A study by Australia's Department of Industry, Innovation and Science found that organisations could boost overall productivity and the economy by $140–250 billion by 2025 by adopting digital technologies.
In the past year, organisations have had no choice but to embrace fast-tracked digital transformations to accommodate the ongoing practice of working from home, leverage the continued prevalence of online shopping and learning, and continue giving customers the experience they expect.
During the process of digital transformation, some businesses discovered that clinging to their legacy systems and procedures hindered their transformations — sometimes significantly. Businesses must consider whether to completely retire legacy systems or determine whether incorporating them will support the organisation's broader digital transformation initiatives. There are four important questions to ask:
- Why undergo a digital transformation?
- What is the most critical business information?
- Who needs access to this critical business information?
- Which technologies will best support the transformation and achieve the organisation's goals?
Organisations that have successfully completed a digital transformation process understand that it is about achieving a broader business goal, not just about incorporating technologies for their own sake.
A corporate leadership focused on change is critical. Leadership ought to look holistically at how existing best practices and technology platforms support the organisation's overall trajectory. Businesses need to be willing to adapt their core systems and processes not to where they are, but to where they want to be.
A key indicator that the time for this transformation has come is the presence of siloed information and business practices in various departments. This ultimately makes it difficult for people to communicate and collaborate.
Organisations are dealing with large volumes of client documents and data. Where this data is stored and how it is managed must not get in the way of providing quality client experience and workforce productivity.
If information is trapped in a data silo and is only available to one team, then all the insights are essentially cut off from others who might be able to use them. This sacrifices efficiency for effectiveness and puts up a barrier where one does not need to exist. Data needs to flow freely, not just between departments but across the entire organisation.
However, it's still important to ensure that data can only be accessed by those with correct authorisation, especially given many client documents are highly sensitive. An information breach could damage the firm's reputation in addition to being costly; the average cost of a data breach is more than $7 million.
With remote work further complicating matters, organisations must ensure that they retain visibility and control over information, regardless of where staff members are accessing it. They must ensure that information is only accessible by the right people without hindering productivity and collaboration.
Digital transformation must be seen as so much more than just pasting a technological veneer over existing business-as-usual systems and processes. Organisations that start their digital transformation journey with sound knowledge of what the business is will have a better understanding of the technologies that will be required.

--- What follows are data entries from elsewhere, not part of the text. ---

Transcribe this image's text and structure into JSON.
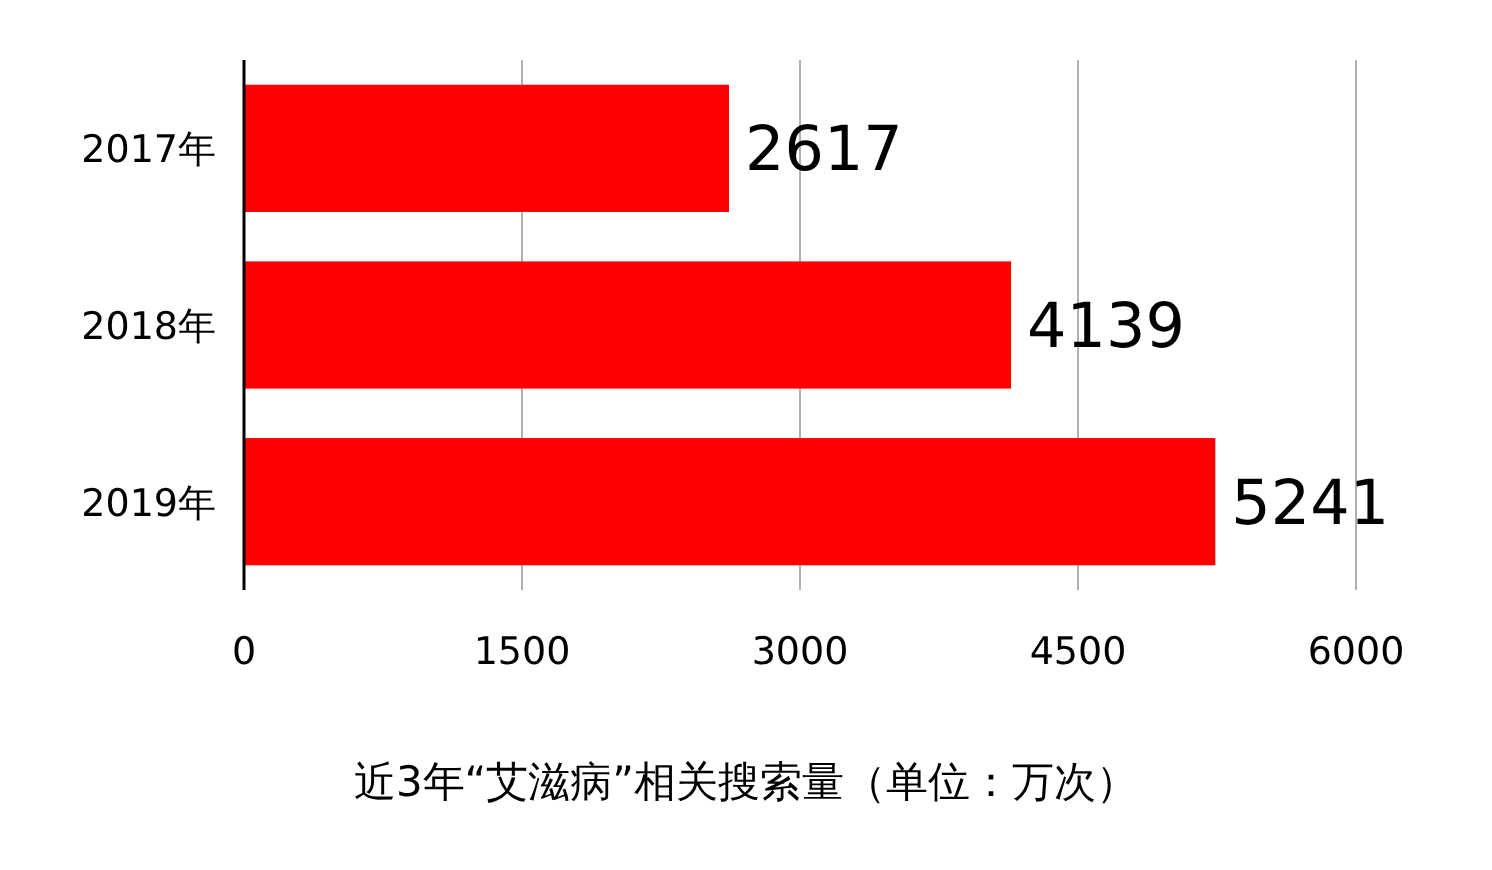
{
  "chart_data": {
    "type": "bar",
    "orientation": "horizontal",
    "title": "近3年“艾滋病”相关搜索量（单位：万次）",
    "categories": [
      "2017年",
      "2018年",
      "2019年"
    ],
    "values": [
      2617,
      4139,
      5241
    ],
    "color": "#ff0000",
    "xlim": [
      0,
      6000
    ],
    "xticks": [
      0,
      1500,
      3000,
      4500,
      6000
    ],
    "grid": "x",
    "data_labels": true
  }
}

Within the context of a digital transformation, nostalgia may not be an asset. If there is an existing legacy system that is holding the business back, and the only argument in favour of keeping it is ‘that's just the way the business has always done things', this could be very costly.
Decision-makers must dive deep into the business infrastructure, taking a close look at all interconnected components, systems, applications, workflows, data accessibility, and map out who needs what critical information.
It's essential to understand how they all fit together, how they are supposed to work together, and how one might be holding the others back. Legacy systems could be a help or a hindrance to the digital transformation process.
This is about so much more than just the organisation's IT investment. It's about creating a solid foundation that the business can build from to thrive and innovate for the next decade and beyond. Ultimately, it must be about using the right tools and systems to get the business to where it wants to go.